Wilhelm Reinhold Valentiner (May 2, 1880 – September 6, 1958) was a German art historian, art critic and museum official.

He is especially known through his writings on Flemish and Dutch painting.

Wilhelm Valentiner was born at Karlsruhe (Baden), and studied at Heidelberg under Henry Thode, and in the Netherlands with Cornelis Hofstede de Groot and with Abraham Bredius, whose assistant he was at the Gallery of The Hague.

In 1905 he was called to Berlin by William Bode, under whom he worked at the Kaiser Friedrich Museum and the Kunstgewerbemuseum Berlin. In 1906 he published his dissertation on Rembrandt that he started in 1904: Rembrandt auf der Lateinschule.

In 1907 he was appointed the first curator of the department of decorative arts in the Metropolitan Museum in New York City, which under his supervision became one of the foremost in the world.

At the start of World War I he returned to Germany to serve in the army. After service at the front in 1916, he was appointed to the general staff in Berlin.

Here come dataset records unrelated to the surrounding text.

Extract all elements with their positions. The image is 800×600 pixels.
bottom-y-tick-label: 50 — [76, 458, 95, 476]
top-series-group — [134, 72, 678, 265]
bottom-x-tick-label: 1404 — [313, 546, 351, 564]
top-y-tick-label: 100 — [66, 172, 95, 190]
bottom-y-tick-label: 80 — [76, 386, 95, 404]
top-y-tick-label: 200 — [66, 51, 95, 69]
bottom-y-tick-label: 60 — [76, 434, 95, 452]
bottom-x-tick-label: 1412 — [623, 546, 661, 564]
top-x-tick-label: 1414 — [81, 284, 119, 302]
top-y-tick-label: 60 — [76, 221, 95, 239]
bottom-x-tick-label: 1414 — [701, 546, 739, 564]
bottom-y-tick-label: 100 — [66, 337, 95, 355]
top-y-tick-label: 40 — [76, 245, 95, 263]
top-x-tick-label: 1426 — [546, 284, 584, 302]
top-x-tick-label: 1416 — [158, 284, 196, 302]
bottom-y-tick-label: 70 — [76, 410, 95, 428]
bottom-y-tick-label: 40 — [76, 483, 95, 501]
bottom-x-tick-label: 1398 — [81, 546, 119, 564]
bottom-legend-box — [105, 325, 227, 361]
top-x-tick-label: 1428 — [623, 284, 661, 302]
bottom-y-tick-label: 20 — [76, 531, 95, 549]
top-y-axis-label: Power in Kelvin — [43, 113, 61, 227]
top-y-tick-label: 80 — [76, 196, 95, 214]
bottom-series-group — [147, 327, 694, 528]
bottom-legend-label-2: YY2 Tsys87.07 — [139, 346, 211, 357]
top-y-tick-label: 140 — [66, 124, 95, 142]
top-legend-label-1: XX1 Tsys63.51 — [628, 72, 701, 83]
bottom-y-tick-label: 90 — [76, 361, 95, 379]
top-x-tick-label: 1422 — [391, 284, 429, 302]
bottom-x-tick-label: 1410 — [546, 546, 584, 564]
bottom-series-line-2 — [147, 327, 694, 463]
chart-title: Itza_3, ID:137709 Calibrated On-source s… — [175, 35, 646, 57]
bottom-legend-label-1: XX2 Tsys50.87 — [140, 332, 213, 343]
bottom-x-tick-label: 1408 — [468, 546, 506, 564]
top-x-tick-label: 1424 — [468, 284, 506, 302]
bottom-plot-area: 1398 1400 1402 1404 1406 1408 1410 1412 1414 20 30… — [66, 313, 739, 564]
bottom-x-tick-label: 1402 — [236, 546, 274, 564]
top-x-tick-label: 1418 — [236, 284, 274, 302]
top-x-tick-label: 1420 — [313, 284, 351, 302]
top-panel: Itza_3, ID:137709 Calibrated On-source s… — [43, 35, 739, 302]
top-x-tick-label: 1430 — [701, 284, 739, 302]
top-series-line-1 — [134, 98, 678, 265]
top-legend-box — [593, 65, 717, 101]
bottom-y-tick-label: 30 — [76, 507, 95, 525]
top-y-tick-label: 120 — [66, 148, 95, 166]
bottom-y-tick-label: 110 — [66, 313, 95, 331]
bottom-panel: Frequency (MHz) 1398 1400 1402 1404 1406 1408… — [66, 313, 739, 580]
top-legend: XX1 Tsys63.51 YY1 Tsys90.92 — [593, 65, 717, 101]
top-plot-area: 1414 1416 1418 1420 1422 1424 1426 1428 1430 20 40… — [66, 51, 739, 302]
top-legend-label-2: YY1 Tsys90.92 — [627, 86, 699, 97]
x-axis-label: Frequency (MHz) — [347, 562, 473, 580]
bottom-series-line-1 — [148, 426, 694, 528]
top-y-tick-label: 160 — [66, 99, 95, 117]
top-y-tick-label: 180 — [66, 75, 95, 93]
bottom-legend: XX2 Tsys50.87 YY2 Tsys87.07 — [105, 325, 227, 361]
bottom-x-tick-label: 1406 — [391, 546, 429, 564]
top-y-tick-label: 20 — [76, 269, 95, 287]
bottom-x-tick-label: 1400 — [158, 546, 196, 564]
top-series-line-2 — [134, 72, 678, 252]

From 1924-1945 he was appointed first advisor and then Director of the Detroit Museum of Art which later became the Detroit Institute of Arts. Under his leadership the museum developed into one of the leading art institutions in the country. His acquisitions and exhibitions in Detroit were products of his wide-ranging scholarship. He was a friend of Edsel Ford and conducted private seminars on the history of art for Ford's family. He was responsible for the series of murals painted by Diego Rivera, having met Rivera in California, and convinced Ford to under wright the cost of the murals. Titled Detroit Industry they were revolutionary for Detroit at the time and created considerable local controversy. His activities at the Detroit Institute of Arts included building an expert staff of curators, a vision of an encyclopedic collection and the creation of a resource for the local population. the state, and the Midwest.